В дурном настроении не принял он привычный визит офицера жандармской службы и даже рассорился с парочкой соседей-смельчаков, заглянувших к нему на Троицу. Впрочем, то было только к лучшему. Пусть все оставят его в покое! Навсегда! Потому что он безбожник, мерзавец, бездушный человек, для которого нет ничего святого! Так Александр убеждал себя каждый день, старательно отгоняя от себя иные мысли и не обращая внимания на глухую боль внутри. И только ночами, когда дом затихал, он доставал письмо Лизы и перечитывал его, пытаясь уловить что-то, чему и сам никогда не смог бы дать объяснение, восполнить хотя бы на толику пустоту в душе. И понимал, что теперь все совершенно иначе, что эту пустоту не заполнить никакими забавами или насущными делами. А еще понимал причину слабости, что не давала ему покоя уже столько времени, слабости, из-за которой ему хотелось стать иным. Таким, каким видела его Лиза, ставшая не только его душой, но и совестью с недавних пор, что несказанно злило.
Вот и сейчас эта самая слабость не давала Дмитриевскому покоя. Все мешала читать роман Скотта, присланный намедни одним приятелем из-за границы. Приходилось по нескольку раз перечитывать каждую строчку, чтобы вникнуть в смысл написанного. Тем более события в романе, где главный герой — благородный рыцарь, спасающий даму из беды, постоянно возвращали к записке доктора.
Что же, интересно, происходит у Зубовых в имении? Сумел ли отец Феодор убедить крестьян разойтись и оставить несчастную в покое? Действительно ли это зараза? И чем она грозит его собственным землям?
Часы проиграли короткую мелодию, подсказывая, что Александр уже полтора часа пытается погрузиться в чтение, когда за дверью кабинета вдруг послышались чьи-то шаги, а после раздался осторожный стук в дверь. После резкого «Entrez!» в кабинет с важным видом вошел лакей с подносом, на котором белел квадрат записки. Александр не мог не поморщиться, глядя на бумагу. Какого черта там было в этой записке? Кто-то из соседей снова решил напомнить о себе?
— Отец Феодор прислали-с, — пояснил лакей, заметив недовольство барина. — Велели передать, что дело очень важное и срочное.
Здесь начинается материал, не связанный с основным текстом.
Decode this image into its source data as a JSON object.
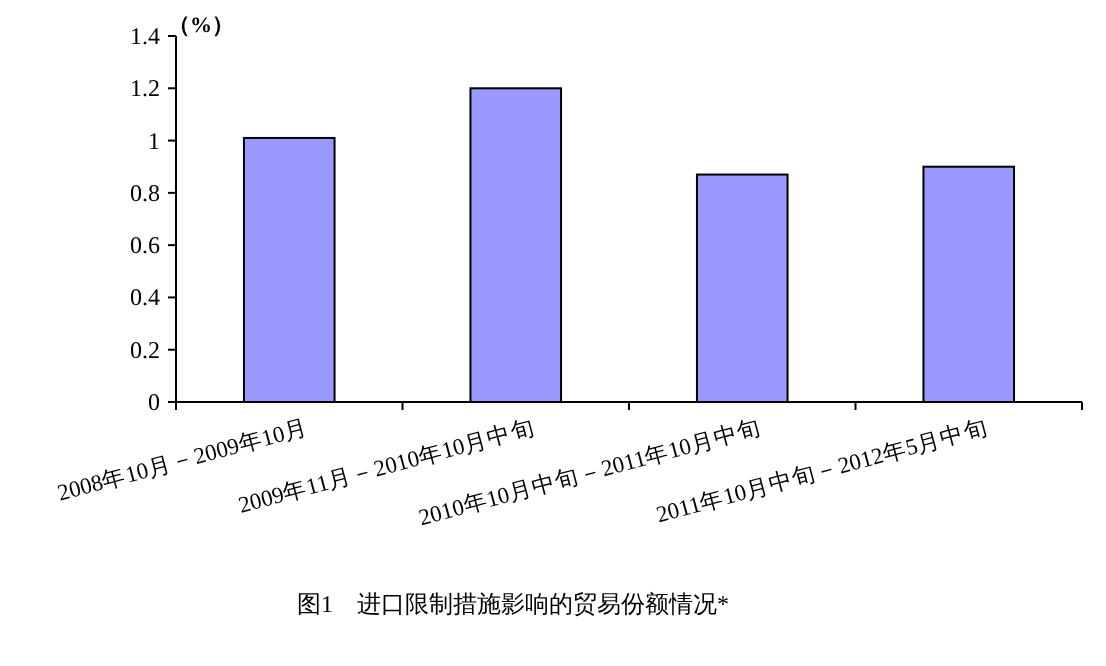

«Знать, все еще горячатся крестьяне, раз Федор записку прислал. Только отчего сам, а не доктор, как в прошлый раз. Хотя… должно быть, решил, что его увещевания будут иметь больше силы», — усмехнулся Александр.
Подниматься с дивана, менять домашнее платье на сюртук для верховой езды да еще скакать верхом в этот жаркий день желания не было вовсе. «Отчего не позовут исправника?» — в раздражении думал Александр. А после вдруг снова всплыли в памяти слова из письма Лизы: «Я знаю, что вы лучше, намного лучше…», словно она сама вошла в кабинет и встала за его спиной…
— Merde! — Александр резко вскочил и принялся на ходу отдавать распоряжения.
Надобно было приказать седлать лошадей да людей своих вооружить карабинами. Он, конечно, слывет во всей округе дьяволом, да только вряд ли в одиночку остановит разъяренных крестьян.
О записке отца Феодора Александр вспомнил лишь, когда вернулся в кабинет, чтобы взять новые пистолеты. «Береженого все-таки бережет собственная предусмотрительность, а вовсе не бог», — мысленно сказал он себе, доставая ящик с оружием. Позднее Александр и сам не мог объяснить, зачем потянулся к записке, по-прежнему лежащей на подносе. Наверное, кто-то под руку толкнул, не иначе.
Глава 41
Всего несколько строк, а сердце забилось точно сумасшедшее, требуя немедленных действий. Чтобы привести в порядок хаос мыслей и унять бурю противоречивых чувств, Александр даже перевел взгляд с записки на изумрудную зелень за распахнутым окном. Но слова, криво написанные на мятой бумаге, так и стояли перед глазами:
Нет, должно быть, он неверно понял. Александр снова пробежал взглядом записку, но только убедился, что глаза ему не лгут. Речь шла именно о его бывшей невесте. И, по всему выходит, она где-то там, в средоточии безумствующей толпы крестьян. Он бросил записку на пол и поспешно направился в конюшни.